What I want to talk about is my observations on how this worked with my classes. First of all, the students I did this with are Seniors. That may or may not mean that they are prepared for this higher level thinking activity. Though they tend to have a higher level of thinking, I think this could be done with 8th graders just as effectively. In some respects, it might be more effective.

One of the biggest challenges that we had today was hearing the conversation in the middle of the room. I know that there was a pretty good discussion among the students, but often times, I had no idea what they were saying. I think a microphone would help here greatly and add a great dimension to the activity.

The other problem with the inner circle was keeping the discussion going. Some of this might have been due to my questions. I now know that to get them started, I really need a discussion point with depth. Maybe I need to let the students come up with the discussion topics. That might also help.
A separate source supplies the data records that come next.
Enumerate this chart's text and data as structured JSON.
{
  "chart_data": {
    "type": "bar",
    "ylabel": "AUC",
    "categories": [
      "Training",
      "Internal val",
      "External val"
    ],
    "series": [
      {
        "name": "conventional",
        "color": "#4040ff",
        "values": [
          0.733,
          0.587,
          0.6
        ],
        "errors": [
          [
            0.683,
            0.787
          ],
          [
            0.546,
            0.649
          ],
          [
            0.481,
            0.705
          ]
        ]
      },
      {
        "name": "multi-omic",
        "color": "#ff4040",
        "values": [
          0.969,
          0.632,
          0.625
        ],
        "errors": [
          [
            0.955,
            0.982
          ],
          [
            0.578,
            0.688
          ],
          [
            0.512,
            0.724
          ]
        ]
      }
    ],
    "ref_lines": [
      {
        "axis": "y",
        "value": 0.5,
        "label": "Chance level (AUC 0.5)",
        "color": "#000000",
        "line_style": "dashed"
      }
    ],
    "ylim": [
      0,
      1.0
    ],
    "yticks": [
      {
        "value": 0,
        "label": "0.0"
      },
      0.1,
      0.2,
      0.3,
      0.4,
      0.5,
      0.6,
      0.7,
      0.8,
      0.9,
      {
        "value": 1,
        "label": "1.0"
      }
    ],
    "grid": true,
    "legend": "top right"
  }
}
Where the inner circle struggled with their discussion, the outer circle discussion flourished on the computers. There were some great insights gained in these chat sessions, and most of the students participated in the discussion. I think this is where the real learning took place in the classroom today. It makes me think that maybe next time, we all need to get on the computer for a chat and forget the inner circle thing altogether.

Thinking on this, though, I still think there were some mental gains from the inner circle. The students did talk, out loud, in front of the class. This is a big thing for most of these students. They had a real face to face discussion, something that doesn’t always happen for high school students.

Now I am heading into controversial territory. Is the verbal dialogue better than the digital dialogue? Which one will have the greater impact in the long run?

Regardless the answer, I will be doing the activity again in one form or another. The students seemed to enjoy themselves, and they told me that it helped them to better understand the topic of the discussion.